The major factor that links Indo-European cultures together is closely related linguistics, the origins of which are traced back to a common language ancestor spoken in Eurasia around 6,000 years ago (Mallory, 7).  A sample linguistic comparison of cultures that have similar words for the same meaning, which shows trace roots back to some commonality would be use of numbers.

The number one:

Irish – aon

Welsh – un

Greek – hen

Latin – unus

Italian – uno

Spanish – uno

French – un

German – einz

Dutch – een

Swedish – en

This is a simplified example of similar sound for a word that has trickled across IE cultures from some source.
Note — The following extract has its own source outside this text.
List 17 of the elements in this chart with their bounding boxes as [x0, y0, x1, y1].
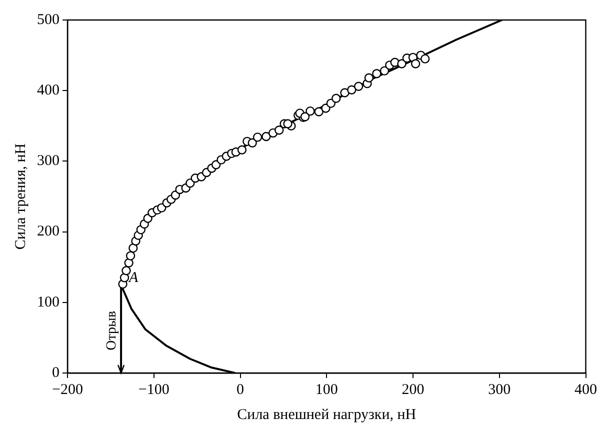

Beyond linguistics, however, there are other characteristics that flow across all IE cultures that contribute to their function as an IE culture.  Social organization is a popular one because all the scholars who have done deep research into IE culture agree that the society was hierarchical.  This means there were social class distinctions between groups of people such as slaves versus free persons, or Dumezil’s caste system of priests, warriors, and herder-cultivators.
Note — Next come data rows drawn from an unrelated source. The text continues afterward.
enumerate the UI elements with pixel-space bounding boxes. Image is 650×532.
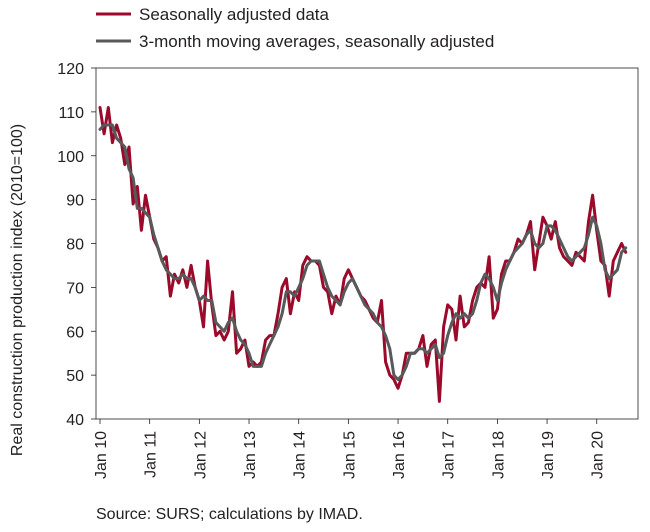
- y-tick-label: 50: [66, 368, 84, 385]
- y-axis-title: Real construction production index (2010…: [9, 124, 26, 456]
- x-tick-label: Jan 11: [143, 431, 160, 478]
- x-tick-label: Jan 16: [391, 431, 408, 479]
- legend: Seasonally adjusted data 3-month moving a…: [96, 5, 494, 51]
- y-tick-label: 100: [57, 149, 84, 166]
- x-tick-label: Jan 17: [441, 431, 458, 479]
- x-tick-label: Jan 12: [192, 431, 209, 479]
- y-axis: 40 50 60 70 80 90 100 110 120: [57, 61, 96, 429]
- y-tick-label: 120: [57, 61, 84, 78]
- y-tick-label: 80: [66, 237, 84, 254]
- x-tick-label: Jan 19: [540, 431, 557, 479]
- x-tick-label: Jan 15: [341, 431, 358, 479]
- series-line-seasonally-adjusted: [98, 106, 628, 403]
- legend-label: Seasonally adjusted data: [139, 5, 330, 24]
- x-tick-label: Jan 20: [590, 431, 607, 479]
- y-tick-label: 110: [58, 105, 84, 122]
- x-tick-label: Jan 13: [242, 431, 259, 479]
- x-axis: Jan 10 Jan 11 Jan 12 Jan 13 Jan 14 Jan 15 Jan …: [93, 419, 607, 479]
- y-tick-label: 70: [66, 280, 84, 297]
- y-tick-label: 40: [66, 412, 84, 429]
- y-tick-label: 60: [66, 324, 84, 341]
- legend-label: 3-month moving averages, seasonally adju…: [139, 32, 494, 51]
- series-layer: [98, 106, 628, 403]
- x-tick-label: Jan 14: [292, 431, 309, 479]
- source-note: Source: SURS; calculations by IMAD.: [96, 506, 363, 523]
- x-tick-label: Jan 18: [490, 431, 507, 479]
- series-line-moving-average: [98, 123, 628, 381]
- plot-border: [95, 67, 639, 420]
- plot-area: [95, 67, 639, 420]
- y-tick-label: 90: [66, 193, 84, 210]
- x-tick-label: Jan 10: [93, 431, 110, 479]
In addition to linguistics and classes, Pan Indo-European societies were also built around small “units” organized into larger ones, however this is more largely debated.  An example of this is with clans and tribes that are more modernly seen in Celtic societies (Fortson, 21).  Furthering on the functions that are shared across IE cultures, is the idea of guest-host obligation that Fortson mentions in Indo-European Language and Culture.  Hospitality was a moral obligation that could affect the honor of the household.  It’s discussed in the Odyssey during the story of the Cyclops who ate Odysseus’s men while they were guests, or expanding on the famous story of Helen of Troy and Paris stealing the wife of Menelaos while being his guest.

So societal rules and obligations being a large indication of an IE culture, we can also compare religious similarities.  Obviously all IE religions were polytheistic, but beyond that there were shared concepts across the cultures such as a Sun deity of sorts, or the sacred implications of a fire and water opposition.  The afterlife and the journey of the soul after death across water, and some sort of guardian during this journey is also very common in IE cultures (Fortson, 28).
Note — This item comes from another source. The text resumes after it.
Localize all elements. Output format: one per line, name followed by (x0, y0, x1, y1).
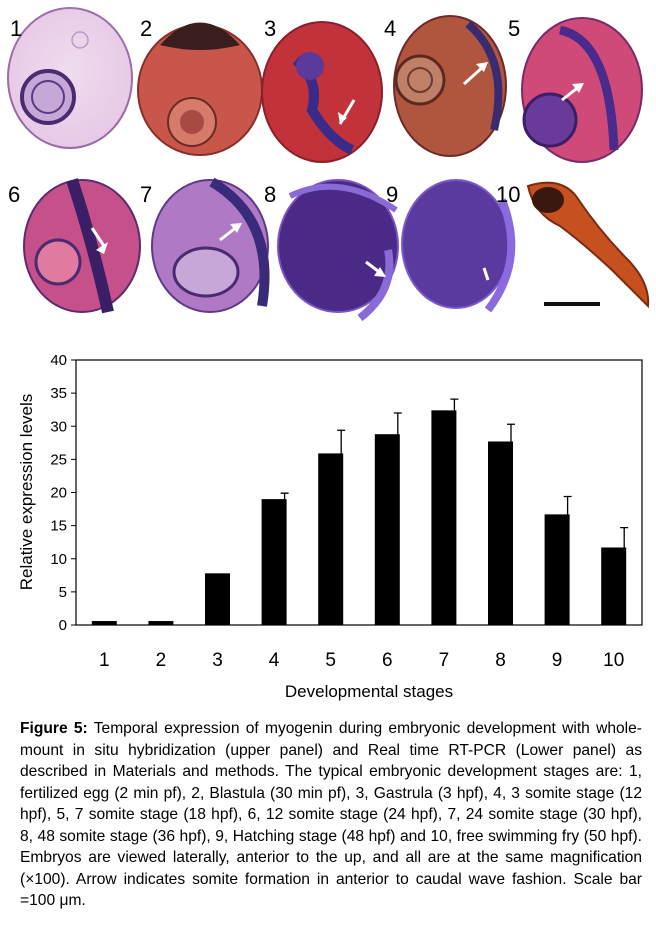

In reality, there are a lot of comparative mythology similarities that help distinguish IE cultures and how they all related together or are kin to each other, and that fits perfectly in what ADF has put together in a core modern spiritual path.  In fact, I think it’s a perfect reason to market ourselves beyond a ‘druid’ organization and move closer to the IE concept that helps to cater to many cultures  and pantheons that modern pagans are drawn to.